Journaliste, Guillaume Perrier a longtemps été en poste à Istanbul. Il est le co-auteur, avec Laure Marchand, de La Turquie et le Fantôme arménien (Actes Sud, 2013) et, avec Gilles Cayatte, du film Erdogan, l’ivresse du pouvoir (2016). En janvier 2018, il a publié, chez Actes Sud, Dans la tête de Recep Tayyip Erdogan.

Conspiracy Watch : L’Open Society Foundation, l’organisation philanthropique créée par le milliardaire américain George Soros, a annoncé fin novembre qu’elle mettait fin à ses activités en Turquie après que le président turc Recep Tayyip Erdogan a accusé celui qu’il appelle « le célèbre juif hongrois Soros » d’inciter les gens à « diviser les nations et à les briser ». Dans quel contexte ces attaques sont-elles intervenues ?

Guillaume Perrier : Soros finançait des activités depuis une vingtaine d’années en Turquie. Ces derniers temps, surtout en direction des réfugiés syriens. Il y a 15 ans, à l’arrivée d’Erdogan au pouvoir, Soros était plutôt le bienvenu, les deux hommes s’étaient rencontrés. L’opposition « kémaliste », d’ailleurs, le reprochait au Premier ministre Erdogan (devenu président en 2014).
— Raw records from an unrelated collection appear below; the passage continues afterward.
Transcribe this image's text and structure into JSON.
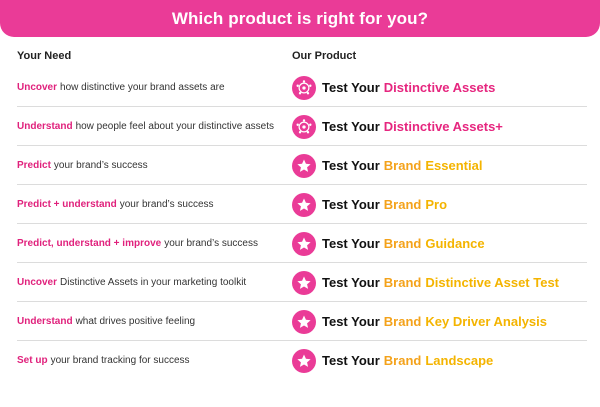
{
  "header": {
    "title": "Which product is right for you?"
  },
  "columns": {
    "need": "Your Need",
    "product": "Our Product"
  },
  "colors": {
    "brand_pink": "#ea3b97",
    "need_pink": "#e0217c",
    "assets_pink": "#e6267f",
    "brand_orange": "#f4a21a",
    "product_yellow": "#f4b400"
  },
  "rows": [
    {
      "need_strong": "Uncover",
      "need_rest": "how distinctive your brand assets are",
      "icon": "distinctive-assets-icon",
      "product_base": "Test Your",
      "product_brand": "",
      "product_name": "Distinctive Assets"
    },
    {
      "need_strong": "Understand",
      "need_rest": "how people feel about your distinctive assets",
      "icon": "distinctive-assets-icon",
      "product_base": "Test Your",
      "product_brand": "",
      "product_name": "Distinctive Assets+"
    },
    {
      "need_strong": "Predict",
      "need_rest": "your brand’s success",
      "icon": "star-icon",
      "product_base": "Test Your",
      "product_brand": "Brand",
      "product_name": "Essential"
    },
    {
      "need_strong": "Predict + understand",
      "need_rest": "your brand’s success",
      "icon": "star-icon",
      "product_base": "Test Your",
      "product_brand": "Brand",
      "product_name": "Pro"
    },
    {
      "need_strong": "Predict, understand + improve",
      "need_rest": "your brand’s success",
      "icon": "star-icon",
      "product_base": "Test Your",
      "product_brand": "Brand",
      "product_name": "Guidance"
    },
    {
      "need_strong": "Uncover",
      "need_rest": "Distinctive Assets in your marketing toolkit",
      "icon": "star-icon",
      "product_base": "Test Your",
      "product_brand": "Brand",
      "product_name": "Distinctive Asset Test"
    },
    {
      "need_strong": "Understand",
      "need_rest": "what drives positive feeling",
      "icon": "star-icon",
      "product_base": "Test Your",
      "product_brand": "Brand",
      "product_name": "Key Driver Analysis"
    },
    {
      "need_strong": "Set up",
      "need_rest": "your brand tracking for success",
      "icon": "star-icon",
      "product_base": "Test Your",
      "product_brand": "Brand",
      "product_name": "Landscape"
    }
  ]
}
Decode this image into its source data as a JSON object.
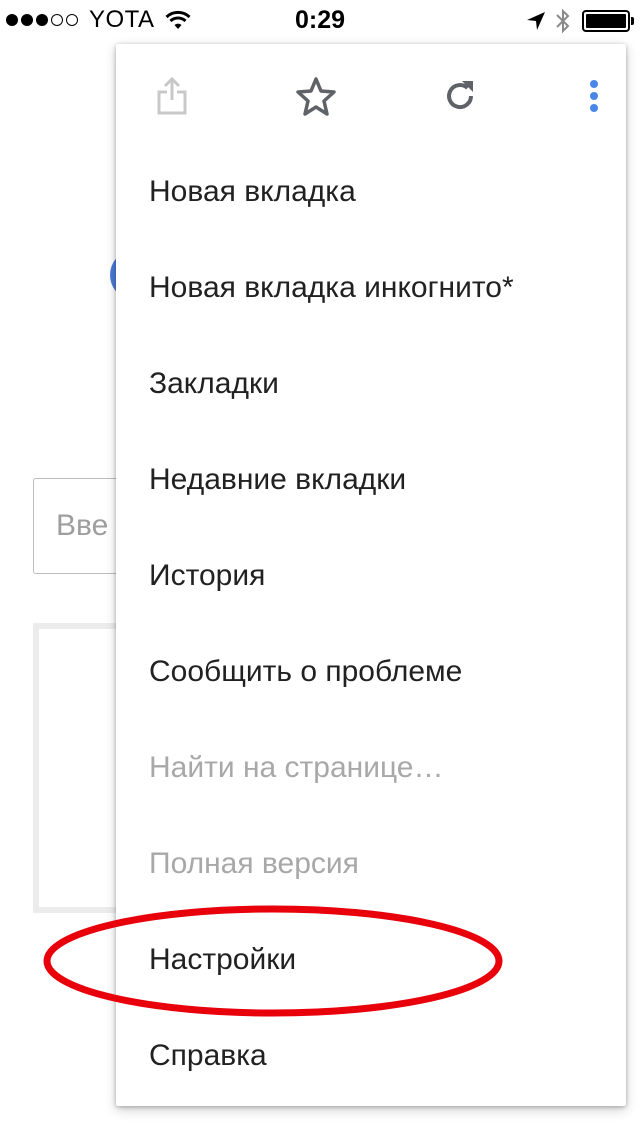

Le retrait de Soros intervient quelques jours après l’arrestation d’une vingtaine de personnes par la police turque dans les milieux universitaires et culturels. Parmi eux figuraient le directeur de la fondation turque Open Society. Tous sont des proches du philanthrope Osman Kavala, détenu depuis 400 jours. La justice n’a pas encore produit d’acte d’accusation contre Kavala. Mais pour les membres du gouvernement, la presse voire Erdogan lui-même, l’affaire est déjà jugée. Kavala est comparé à un Soros turc ou à un « Soros rouge ». La rumeur se nourrit de fake news publiées à longueur de colonnes dans la presse turque.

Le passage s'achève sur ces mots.